Custom model#
mlflow can be used to log custom models. Here I try to understand how it works.
Sources:
Set up#
The following cell starts the mlflow instance in docker.
%%bash
docker run -p 5000:5000 -dt --name my_server --rm \
ghcr.io/mlflow/mlflow \
bash -c "mlflow server --host 0.0.0.0 --port 5000"
f36c038cbd239d43e24220ee09150647ab5c03c7701c4040487e15e716f7e24a
Note Don’t forget to close the container when you’ve finished playing with this notebook:
!docker stop my_server
my_server
Now imports:
import mlflow
import pandas as pd
mlflow.set_tracking_uri(uri="http://localhost:5000")
Function#
The simplest method is to define a function that takes model input and returns model output. You need to pass this function as the python_moder
argument of the mlflow.pyfunc.log_model
function:
def predict(model_input):
return model_input.apply(lambda x: x * 2)
with mlflow.start_run():
mlflow.pyfunc.log_model(
"model",
python_model=predict,
pip_requirements=["pandas"])
run_id = mlflow.active_run().info.run_id
Now you can load this model from mlflow. But it’s interesting that you don’t have the function stored directly, but some wrapper mlflow.pyfunc.PyFuncModel
following the cell to show it:
# Load the model from the tracking server and perform inference
model = mlflow.pyfunc.load_model(f"runs:/{run_id}/model")

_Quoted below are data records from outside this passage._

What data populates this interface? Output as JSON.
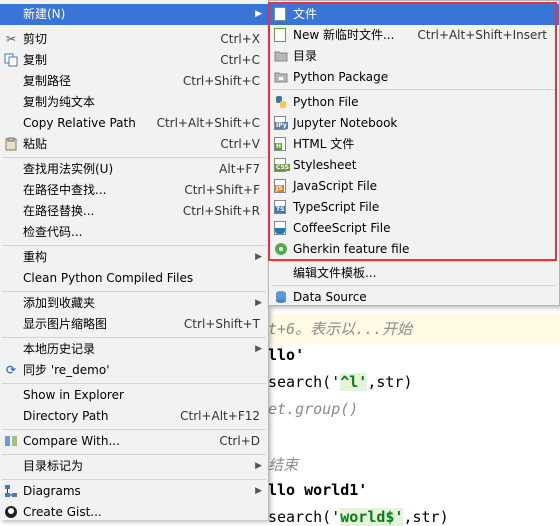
{
  "editor": {
    "line1": "t+6。表示以...开始",
    "line2": "llo'",
    "line3_pre": "search('",
    "line3_mid": "^l'",
    "line3_post": ",str)",
    "line4": "et.group()",
    "line5": "结束",
    "line6": "llo world1'",
    "line7_pre": "search('",
    "line7_mid": "world$'",
    "line7_post": ",str)"
  },
  "menu": {
    "new": "新建(N)",
    "cut": "剪切",
    "cut_sc": "Ctrl+X",
    "copy": "复制",
    "copy_sc": "Ctrl+C",
    "copy_path": "复制路径",
    "copy_path_sc": "Ctrl+Shift+C",
    "copy_plain": "复制为纯文本",
    "copy_rel": "Copy Relative Path",
    "copy_rel_sc": "Ctrl+Alt+Shift+C",
    "paste": "粘贴",
    "paste_sc": "Ctrl+V",
    "find_usages": "查找用法实例(U)",
    "find_usages_sc": "Alt+F7",
    "find_in_path": "在路径中查找...",
    "find_in_path_sc": "Ctrl+Shift+F",
    "replace_in_path": "在路径替换...",
    "replace_in_path_sc": "Ctrl+Shift+R",
    "inspect": "检查代码...",
    "refactor": "重构",
    "clean": "Clean Python Compiled Files",
    "add_fav": "添加到收藏夹",
    "thumbnails": "显示图片缩略图",
    "thumbnails_sc": "Ctrl+Shift+T",
    "local_history": "本地历史记录",
    "sync": "同步 're_demo'",
    "show_explorer": "Show in Explorer",
    "dir_path": "Directory Path",
    "dir_path_sc": "Ctrl+Alt+F12",
    "compare": "Compare With...",
    "compare_sc": "Ctrl+D",
    "mark_dir": "目录标记为",
    "diagrams": "Diagrams",
    "gist": "Create Gist..."
  },
  "submenu": {
    "file": "文件",
    "scratch": "New 新临时文件...",
    "scratch_sc": "Ctrl+Alt+Shift+Insert",
    "directory": "目录",
    "python_package": "Python Package",
    "python_file": "Python File",
    "jupyter": "Jupyter Notebook",
    "html": "HTML 文件",
    "stylesheet": "Stylesheet",
    "javascript": "JavaScript File",
    "typescript": "TypeScript File",
    "coffeescript": "CoffeeScript File",
    "gherkin": "Gherkin feature file",
    "edit_templates": "编辑文件模板...",
    "data_source": "Data Source"
  },
  "colors": {
    "selection": "#3875d7",
    "highlight_box": "#e8323c"
  }
}
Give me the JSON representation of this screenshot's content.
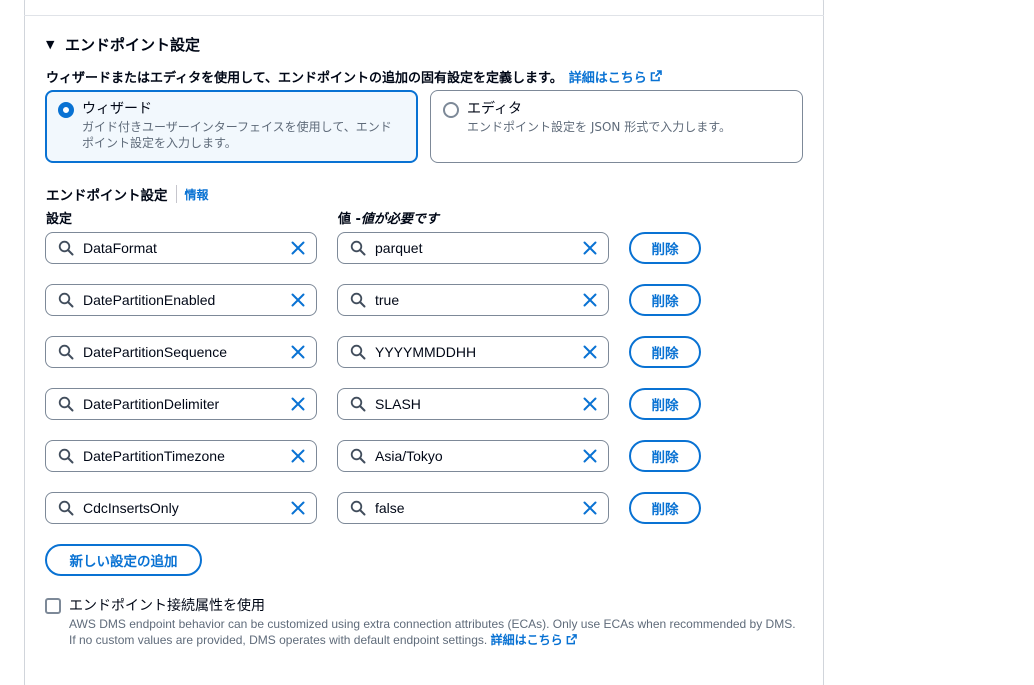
{
  "section": {
    "title": "エンドポイント設定",
    "description": "ウィザードまたはエディタを使用して、エンドポイントの追加の固有設定を定義します。",
    "learn_more": "詳細はこちら"
  },
  "mode": {
    "options": [
      {
        "title": "ウィザード",
        "subtitle_line1": "ガイド付きユーザーインターフェイスを使用して、エンド",
        "subtitle_line2": "ポイント設定を入力します。",
        "selected": true
      },
      {
        "title": "エディタ",
        "subtitle_line1": "エンドポイント設定を JSON 形式で入力します。",
        "subtitle_line2": "",
        "selected": false
      }
    ]
  },
  "settings": {
    "label": "エンドポイント設定",
    "info": "情報",
    "key_header": "設定",
    "value_header_prefix": "値 - ",
    "value_header_note": "値が必要です",
    "delete_label": "削除",
    "rows": [
      {
        "key": "DataFormat",
        "value": "parquet"
      },
      {
        "key": "DatePartitionEnabled",
        "value": "true"
      },
      {
        "key": "DatePartitionSequence",
        "value": "YYYYMMDDHH"
      },
      {
        "key": "DatePartitionDelimiter",
        "value": "SLASH"
      },
      {
        "key": "DatePartitionTimezone",
        "value": "Asia/Tokyo"
      },
      {
        "key": "CdcInsertsOnly",
        "value": "false"
      }
    ],
    "add_label": "新しい設定の追加"
  },
  "eca": {
    "checked": false,
    "title": "エンドポイント接続属性を使用",
    "line1": "AWS DMS endpoint behavior can be customized using extra connection attributes (ECAs). Only use ECAs when recommended by DMS.",
    "line2": "If no custom values are provided, DMS operates with default endpoint settings.",
    "learn_more": "詳細はこちら"
  },
  "colors": {
    "accent": "#0972d3",
    "border": "#7d8998",
    "muted_text": "#5f6b7a"
  }
}
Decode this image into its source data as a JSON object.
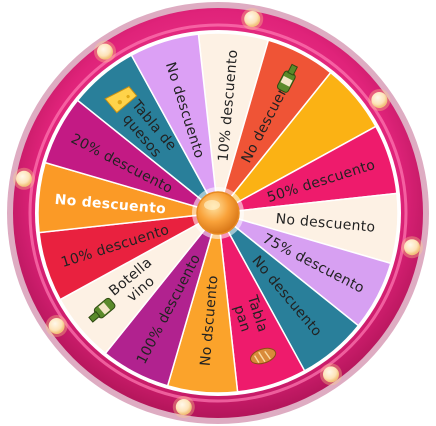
{
  "wheel": {
    "segments": [
      {
        "label": "10% descuento",
        "lines": [
          "10% descuento"
        ],
        "color": "#fdf1e4",
        "text_color": "#222222",
        "icon": null
      },
      {
        "label": "No descuento",
        "lines": [
          "No descuento"
        ],
        "color": "#ef5436",
        "text_color": "#222222",
        "icon": "wine-bottle-icon"
      },
      {
        "label": "",
        "lines": [],
        "color": "#fbb214",
        "text_color": "#222222",
        "icon": null
      },
      {
        "label": "50% descuento",
        "lines": [
          "50% descuento"
        ],
        "color": "#ee1b6c",
        "text_color": "#222222",
        "icon": null
      },
      {
        "label": "No descuento",
        "lines": [
          "No descuento"
        ],
        "color": "#fdf1e4",
        "text_color": "#222222",
        "icon": null
      },
      {
        "label": "75% descuento",
        "lines": [
          "75% descuento"
        ],
        "color": "#d7a0f2",
        "text_color": "#222222",
        "icon": null
      },
      {
        "label": "No descuento",
        "lines": [
          "No descuento"
        ],
        "color": "#297f9a",
        "text_color": "#222222",
        "icon": null
      },
      {
        "label": "Tabla pan",
        "lines": [
          "Tabla",
          "pan"
        ],
        "color": "#ee1b6c",
        "text_color": "#222222",
        "icon": "bread-icon"
      },
      {
        "label": "No dscuento",
        "lines": [
          "No dscuento"
        ],
        "color": "#fba32b",
        "text_color": "#222222",
        "icon": null
      },
      {
        "label": "100% descuento",
        "lines": [
          "100% descuento"
        ],
        "color": "#b1228f",
        "text_color": "#222222",
        "icon": null
      },
      {
        "label": "Botella vino",
        "lines": [
          "Botella",
          "vino"
        ],
        "color": "#fdf1e4",
        "text_color": "#222222",
        "icon": "wine-bottle-icon"
      },
      {
        "label": "10% descuento",
        "lines": [
          "10% descuento"
        ],
        "color": "#e9213f",
        "text_color": "#222222",
        "icon": null
      },
      {
        "label": "No descuento",
        "lines": [
          "No descuento"
        ],
        "color": "#fb9a26",
        "text_color": "#ffffff",
        "icon": null
      },
      {
        "label": "20% descuento",
        "lines": [
          "20% descuento"
        ],
        "color": "#c31a84",
        "text_color": "#222222",
        "icon": null
      },
      {
        "label": "Tabla de quesos",
        "lines": [
          "Tabla de",
          "quesos"
        ],
        "color": "#297f9a",
        "text_color": "#222222",
        "icon": "cheese-icon"
      },
      {
        "label": "No descuento",
        "lines": [
          "No descuento"
        ],
        "color": "#dca0f5",
        "text_color": "#222222",
        "icon": null
      }
    ],
    "colors": {
      "rim_outer": "#d21a6c",
      "rim_inner": "#f03c8c",
      "rim_highlight": "#ff7ab4",
      "bulb": "#fde3b8",
      "bulb_glow": "#ffd08a",
      "hub": "#f9a23a",
      "hub_highlight": "#ffd27a",
      "divider": "#ffffff"
    }
  }
}
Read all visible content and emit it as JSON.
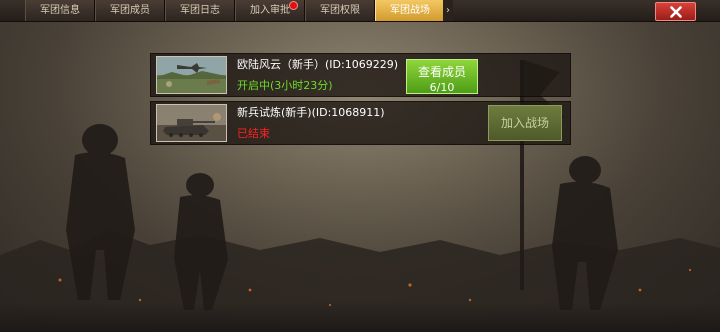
{
  "tabs": [
    {
      "label": "军团信息",
      "active": false,
      "has_alert": false
    },
    {
      "label": "军团成员",
      "active": false,
      "has_alert": false
    },
    {
      "label": "军团日志",
      "active": false,
      "has_alert": false
    },
    {
      "label": "加入审批",
      "active": false,
      "has_alert": true
    },
    {
      "label": "军团权限",
      "active": false,
      "has_alert": false
    },
    {
      "label": "军团战场",
      "active": true,
      "has_alert": false
    }
  ],
  "tab_scroll_icon": "chevron-right-icon",
  "close_icon": "close-icon",
  "battles": [
    {
      "title": "欧陆风云（新手）(ID:1069229)",
      "status": "开启中(3小时23分)",
      "status_kind": "open",
      "button_line1": "查看成员",
      "button_line2": "6/10",
      "thumbnail": "aircraft-battle-thumbnail"
    },
    {
      "title": "新兵试炼(新手)(ID:1068911)",
      "status": "已结束",
      "status_kind": "ended",
      "button_label": "加入战场",
      "thumbnail": "tank-battle-thumbnail"
    }
  ],
  "colors": {
    "active_tab": "#e6b449",
    "open_status": "#6edc28",
    "ended_status": "#ff2020",
    "members_button": "#6fbf24",
    "join_button_disabled": "#5e6b34",
    "close_button": "#c0302a"
  }
}
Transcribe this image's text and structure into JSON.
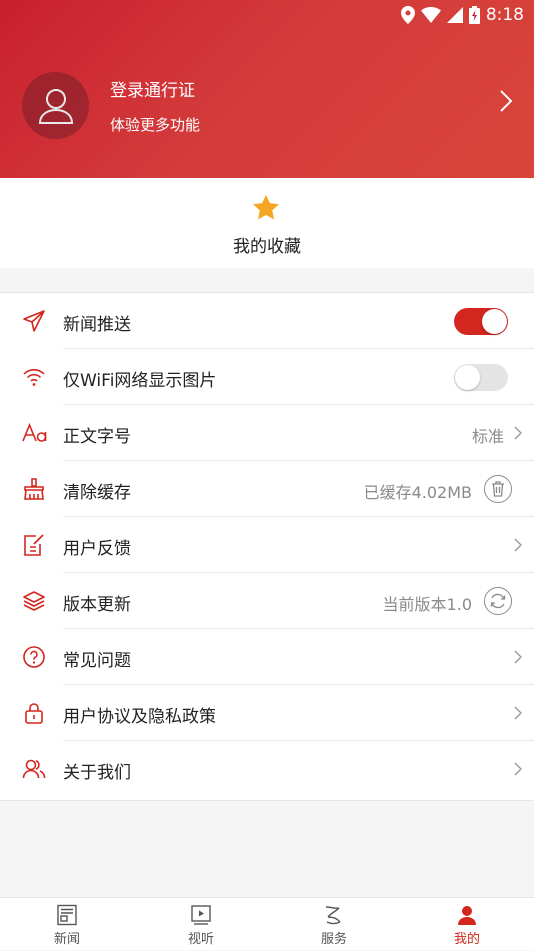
{
  "status_bar": {
    "time": "8:18"
  },
  "header": {
    "login_title": "登录通行证",
    "login_subtitle": "体验更多功能"
  },
  "favorites": {
    "label": "我的收藏"
  },
  "settings": [
    {
      "label": "新闻推送",
      "icon": "send-icon",
      "control": "toggle",
      "toggle_on": true
    },
    {
      "label": "仅WiFi网络显示图片",
      "icon": "wifi-icon",
      "control": "toggle",
      "toggle_on": false
    },
    {
      "label": "正文字号",
      "icon": "font-size-icon",
      "value": "标准",
      "control": "chevron"
    },
    {
      "label": "清除缓存",
      "icon": "broom-icon",
      "value": "已缓存4.02MB",
      "control": "trash-button"
    },
    {
      "label": "用户反馈",
      "icon": "feedback-icon",
      "control": "chevron"
    },
    {
      "label": "版本更新",
      "icon": "layers-icon",
      "value": "当前版本1.0",
      "control": "refresh-button"
    },
    {
      "label": "常见问题",
      "icon": "question-icon",
      "control": "chevron"
    },
    {
      "label": "用户协议及隐私政策",
      "icon": "lock-icon",
      "control": "chevron"
    },
    {
      "label": "关于我们",
      "icon": "users-icon",
      "control": "chevron"
    }
  ],
  "tabs": [
    {
      "label": "新闻",
      "icon": "news-icon",
      "active": false
    },
    {
      "label": "视听",
      "icon": "video-icon",
      "active": false
    },
    {
      "label": "服务",
      "icon": "service-icon",
      "active": false
    },
    {
      "label": "我的",
      "icon": "profile-icon",
      "active": true
    }
  ],
  "colors": {
    "accent": "#d3261e",
    "header_gradient_start": "#c8202e",
    "header_gradient_end": "#d9453a",
    "star": "#f5a623"
  }
}
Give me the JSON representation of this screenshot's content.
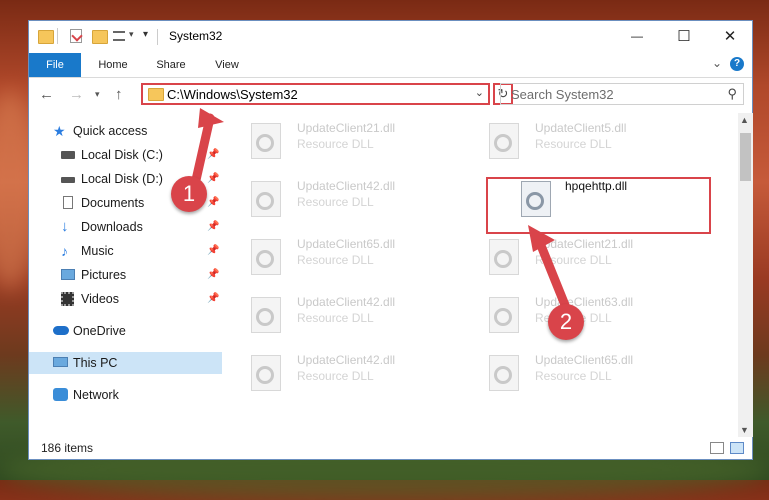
{
  "window": {
    "title": "System32",
    "controls": {
      "minimize": "—",
      "maximize": "☐",
      "close": "✕"
    }
  },
  "ribbon": {
    "tabs": [
      "File",
      "Home",
      "Share",
      "View"
    ],
    "help": "?"
  },
  "navbar": {
    "address": "C:\\Windows\\System32",
    "search_placeholder": "Search System32"
  },
  "sidebar": {
    "items": [
      {
        "label": "Quick access"
      },
      {
        "label": "Local Disk (C:)"
      },
      {
        "label": "Local Disk (D:)"
      },
      {
        "label": "Documents"
      },
      {
        "label": "Downloads"
      },
      {
        "label": "Music"
      },
      {
        "label": "Pictures"
      },
      {
        "label": "Videos"
      },
      {
        "label": "OneDrive"
      },
      {
        "label": "This PC"
      },
      {
        "label": "Network"
      }
    ]
  },
  "files": [
    {
      "name": "UpdateClient21.dll",
      "desc": "Resource DLL"
    },
    {
      "name": "UpdateClient5.dll",
      "desc": "Resource DLL"
    },
    {
      "name": "UpdateClient42.dll",
      "desc": "Resource DLL"
    },
    {
      "name": "hpqehttp.dll",
      "desc": ""
    },
    {
      "name": "UpdateClient65.dll",
      "desc": "Resource DLL"
    },
    {
      "name": "UpdateClient21.dll",
      "desc": "Resource DLL"
    },
    {
      "name": "UpdateClient42.dll",
      "desc": "Resource DLL"
    },
    {
      "name": "UpdateClient63.dll",
      "desc": "Resource DLL"
    },
    {
      "name": "UpdateClient42.dll",
      "desc": "Resource DLL"
    },
    {
      "name": "UpdateClient65.dll",
      "desc": "Resource DLL"
    }
  ],
  "status": {
    "items_count": "186 items"
  },
  "callouts": {
    "step1": "1",
    "step2": "2"
  },
  "colors": {
    "accent": "#1979ca",
    "highlight": "#d9444a",
    "selected": "#cce4f7"
  }
}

print("Loaded object type -", type(model))
Loaded object type - <class 'mlflow.pyfunc.PyFuncModel'>
But it does have a predict
method that you can use to get a prediction:
model.predict(pd.Series([10,20,30]))
0 20
1 40
2 60
dtype: int64
Class#
You can use object ancestors of mlflow.pyfunc.PythonModel
that implement the predict
method. This method should have context
and model_imput
parameters.
The following cell shows what this might look like:
class MyModel(mlflow.pyfunc.PythonModel):
test = "I'm field you want to acess!!!"
def predict(self, context, model_input, params=None):
return [x * 2 for x in model_input]
# Save the function as a model
with mlflow.start_run():
mlflow.pyfunc.log_model(
"model", python_model=MyModel(), pip_requirements=["pandas"]
)
run_id = mlflow.active_run().info.run_id
But after loading, you’ll have a mlflow.pyfunc.PyFuncModel
. It’s not type of the instance we logged with mlflow.
# Load the model from the tracking server and perform inference
model = mlflow.pyfunc.load_model(f"runs:/{run_id}/model")
print("Loaded object type -", type(model))
Loaded object type - <class 'mlflow.pyfunc.PyFuncModel'>
To extract the prediction from these objects, simply use the predict
method.
print(f"Prediction:{model.predict(pd.Series([1, 2, 3]))}")
Prediction:[2, 4, 6]
You extract the original object from the wrapper using the unwrap_python_model
method. The following cell access attribute of the original object is logged with mlflow.
model.unwrap_python_model().test
"I'm field you want to acess!!!"